Fictional reading is such a personal preference that I hesitate to even call anything out here, but a few works that have stood out to me:

  • S. by Doug Dorst and J. J. Abrams - It’s difficult to describe this book - partially because it’s three books in one with no canonical way to read it. There’s the story of the novel and the story of the people writing the notes in the margins throughout the novel. They’re intertwined but not in order, and you’re left to piece it together. This is a book that left me thinking on it long after I finished it and that rewards rereading.

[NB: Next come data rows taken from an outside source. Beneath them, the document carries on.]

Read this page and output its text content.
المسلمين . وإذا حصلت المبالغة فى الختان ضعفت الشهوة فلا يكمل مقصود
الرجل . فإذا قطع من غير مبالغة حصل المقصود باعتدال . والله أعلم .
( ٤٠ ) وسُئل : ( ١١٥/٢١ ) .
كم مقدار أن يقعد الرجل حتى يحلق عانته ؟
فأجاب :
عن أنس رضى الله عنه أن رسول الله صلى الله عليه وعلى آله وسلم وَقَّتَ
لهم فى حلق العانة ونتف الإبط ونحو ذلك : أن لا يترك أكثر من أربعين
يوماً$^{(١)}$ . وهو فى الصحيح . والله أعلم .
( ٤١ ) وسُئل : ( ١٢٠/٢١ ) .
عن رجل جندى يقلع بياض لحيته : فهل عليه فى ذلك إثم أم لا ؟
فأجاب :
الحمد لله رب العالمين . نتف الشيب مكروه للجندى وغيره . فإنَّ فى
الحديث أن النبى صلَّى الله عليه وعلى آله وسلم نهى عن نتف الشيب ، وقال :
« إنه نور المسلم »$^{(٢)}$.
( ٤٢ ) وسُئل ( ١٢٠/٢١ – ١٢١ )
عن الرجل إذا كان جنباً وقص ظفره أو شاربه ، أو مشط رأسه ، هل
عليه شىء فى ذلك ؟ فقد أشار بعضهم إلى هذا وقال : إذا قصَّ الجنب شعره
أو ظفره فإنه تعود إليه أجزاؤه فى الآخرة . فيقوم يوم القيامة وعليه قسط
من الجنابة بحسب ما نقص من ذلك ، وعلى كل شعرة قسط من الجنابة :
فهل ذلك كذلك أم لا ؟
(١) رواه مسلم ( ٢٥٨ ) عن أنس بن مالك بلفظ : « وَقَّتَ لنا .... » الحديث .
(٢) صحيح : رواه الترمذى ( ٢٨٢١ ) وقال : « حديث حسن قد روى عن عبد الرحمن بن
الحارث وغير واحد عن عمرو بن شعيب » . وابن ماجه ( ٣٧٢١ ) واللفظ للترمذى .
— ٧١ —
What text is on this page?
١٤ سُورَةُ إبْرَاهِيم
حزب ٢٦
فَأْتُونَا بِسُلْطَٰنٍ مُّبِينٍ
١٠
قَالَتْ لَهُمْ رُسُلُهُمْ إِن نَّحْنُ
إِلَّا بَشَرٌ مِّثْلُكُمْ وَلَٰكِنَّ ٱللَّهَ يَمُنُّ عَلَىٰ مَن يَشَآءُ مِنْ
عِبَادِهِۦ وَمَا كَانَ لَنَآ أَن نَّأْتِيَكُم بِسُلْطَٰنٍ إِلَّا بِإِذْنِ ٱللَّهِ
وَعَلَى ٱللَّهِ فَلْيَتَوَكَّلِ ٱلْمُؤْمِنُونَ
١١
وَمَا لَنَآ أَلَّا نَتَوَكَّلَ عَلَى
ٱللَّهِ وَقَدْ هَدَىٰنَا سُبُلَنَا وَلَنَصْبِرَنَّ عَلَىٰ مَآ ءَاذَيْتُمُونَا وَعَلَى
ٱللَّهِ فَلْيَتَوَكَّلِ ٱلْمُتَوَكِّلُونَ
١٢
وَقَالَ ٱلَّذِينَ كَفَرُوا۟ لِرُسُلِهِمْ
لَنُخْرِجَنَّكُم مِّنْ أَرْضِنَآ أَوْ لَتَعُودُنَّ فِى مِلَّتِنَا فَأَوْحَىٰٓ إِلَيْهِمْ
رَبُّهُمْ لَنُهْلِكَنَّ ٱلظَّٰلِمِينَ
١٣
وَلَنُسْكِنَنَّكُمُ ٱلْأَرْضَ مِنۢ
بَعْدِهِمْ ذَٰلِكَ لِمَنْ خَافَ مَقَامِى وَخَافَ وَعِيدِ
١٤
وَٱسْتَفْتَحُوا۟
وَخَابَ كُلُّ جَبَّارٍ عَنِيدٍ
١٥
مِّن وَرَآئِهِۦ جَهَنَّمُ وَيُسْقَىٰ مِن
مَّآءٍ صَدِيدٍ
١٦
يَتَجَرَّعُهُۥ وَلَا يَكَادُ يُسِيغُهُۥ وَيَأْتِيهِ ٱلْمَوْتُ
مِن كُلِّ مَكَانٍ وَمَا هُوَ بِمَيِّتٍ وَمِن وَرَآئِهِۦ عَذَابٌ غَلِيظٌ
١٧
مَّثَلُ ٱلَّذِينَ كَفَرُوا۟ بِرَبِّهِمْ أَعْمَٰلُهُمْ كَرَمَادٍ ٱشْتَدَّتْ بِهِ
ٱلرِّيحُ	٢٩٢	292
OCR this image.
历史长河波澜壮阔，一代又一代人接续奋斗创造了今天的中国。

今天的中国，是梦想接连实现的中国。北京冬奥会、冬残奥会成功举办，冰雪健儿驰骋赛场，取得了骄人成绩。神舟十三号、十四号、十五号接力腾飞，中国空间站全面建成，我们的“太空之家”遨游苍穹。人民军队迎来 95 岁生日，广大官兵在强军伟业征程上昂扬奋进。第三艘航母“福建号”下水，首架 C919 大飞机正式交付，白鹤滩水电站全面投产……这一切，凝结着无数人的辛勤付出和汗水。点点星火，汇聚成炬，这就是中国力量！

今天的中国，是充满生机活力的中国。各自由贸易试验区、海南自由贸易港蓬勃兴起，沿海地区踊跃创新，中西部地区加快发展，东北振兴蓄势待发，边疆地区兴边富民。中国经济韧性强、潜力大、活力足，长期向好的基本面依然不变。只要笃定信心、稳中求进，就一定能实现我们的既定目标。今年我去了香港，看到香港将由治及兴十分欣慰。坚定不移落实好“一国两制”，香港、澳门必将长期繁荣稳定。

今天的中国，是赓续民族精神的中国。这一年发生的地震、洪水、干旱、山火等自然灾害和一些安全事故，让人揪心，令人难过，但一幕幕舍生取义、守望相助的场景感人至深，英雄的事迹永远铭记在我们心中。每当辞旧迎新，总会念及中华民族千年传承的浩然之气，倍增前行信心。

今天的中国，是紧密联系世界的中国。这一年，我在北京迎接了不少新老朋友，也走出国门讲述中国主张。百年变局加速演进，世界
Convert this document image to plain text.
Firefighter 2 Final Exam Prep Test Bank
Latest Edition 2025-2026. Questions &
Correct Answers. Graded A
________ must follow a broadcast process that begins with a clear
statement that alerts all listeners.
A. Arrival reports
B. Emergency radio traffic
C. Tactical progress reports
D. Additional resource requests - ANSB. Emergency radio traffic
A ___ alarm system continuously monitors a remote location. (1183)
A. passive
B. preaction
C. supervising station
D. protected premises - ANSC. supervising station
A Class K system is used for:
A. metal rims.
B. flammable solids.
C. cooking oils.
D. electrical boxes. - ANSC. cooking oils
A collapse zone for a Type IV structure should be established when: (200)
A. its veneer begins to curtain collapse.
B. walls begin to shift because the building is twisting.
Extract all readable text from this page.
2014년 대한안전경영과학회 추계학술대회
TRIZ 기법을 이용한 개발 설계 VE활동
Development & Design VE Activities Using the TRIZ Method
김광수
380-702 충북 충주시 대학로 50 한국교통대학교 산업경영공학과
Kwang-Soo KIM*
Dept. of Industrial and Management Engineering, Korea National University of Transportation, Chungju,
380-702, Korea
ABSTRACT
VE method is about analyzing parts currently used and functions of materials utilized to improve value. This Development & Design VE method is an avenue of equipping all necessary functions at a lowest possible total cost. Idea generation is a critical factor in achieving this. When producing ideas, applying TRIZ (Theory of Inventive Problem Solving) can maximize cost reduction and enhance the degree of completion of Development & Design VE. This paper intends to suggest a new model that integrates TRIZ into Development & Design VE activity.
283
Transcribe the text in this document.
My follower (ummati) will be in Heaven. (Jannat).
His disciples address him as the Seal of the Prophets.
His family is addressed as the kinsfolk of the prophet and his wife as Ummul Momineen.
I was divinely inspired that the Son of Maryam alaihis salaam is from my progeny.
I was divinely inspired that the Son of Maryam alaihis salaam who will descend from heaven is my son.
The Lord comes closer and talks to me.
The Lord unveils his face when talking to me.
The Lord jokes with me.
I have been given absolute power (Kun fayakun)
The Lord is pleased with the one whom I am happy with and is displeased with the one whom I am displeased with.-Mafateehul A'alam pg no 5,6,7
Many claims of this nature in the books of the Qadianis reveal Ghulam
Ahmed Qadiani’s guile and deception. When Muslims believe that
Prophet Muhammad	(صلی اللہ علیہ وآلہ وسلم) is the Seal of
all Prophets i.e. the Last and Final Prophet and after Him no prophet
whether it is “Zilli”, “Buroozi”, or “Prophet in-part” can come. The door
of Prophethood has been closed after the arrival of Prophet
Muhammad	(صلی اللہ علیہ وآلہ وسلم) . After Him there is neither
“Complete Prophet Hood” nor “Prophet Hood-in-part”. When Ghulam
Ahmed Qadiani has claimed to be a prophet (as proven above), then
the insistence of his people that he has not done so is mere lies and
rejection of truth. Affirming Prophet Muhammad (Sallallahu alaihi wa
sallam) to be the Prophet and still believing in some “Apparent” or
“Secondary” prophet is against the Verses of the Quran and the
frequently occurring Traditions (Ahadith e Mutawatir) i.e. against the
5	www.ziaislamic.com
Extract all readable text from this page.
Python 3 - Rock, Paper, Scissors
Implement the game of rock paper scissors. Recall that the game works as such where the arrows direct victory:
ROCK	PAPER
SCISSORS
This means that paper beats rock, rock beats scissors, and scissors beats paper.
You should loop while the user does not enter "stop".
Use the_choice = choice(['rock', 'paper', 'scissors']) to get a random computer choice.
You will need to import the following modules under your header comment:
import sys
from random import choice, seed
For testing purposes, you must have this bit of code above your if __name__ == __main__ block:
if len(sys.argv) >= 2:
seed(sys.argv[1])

  • Rememberance of Things Past Trilogy by Liu Cixin - Known most commonly for its first book, The Three Body Problem, the whole trilogy is a classic of modern science fiction. I won’t go into much plot detail to avoid spoilers, but the entire trilogy is well worth your time.

  • The works of Neal Stephenson - Neal blends deep amounts of research and detail into his books, on topics as diverse as cryptography, monetary policy, history, and more, and tells enjoyable stories at the same time. Time and again, I keep coming back to his works, particularly Cryptonomicon and Anathem.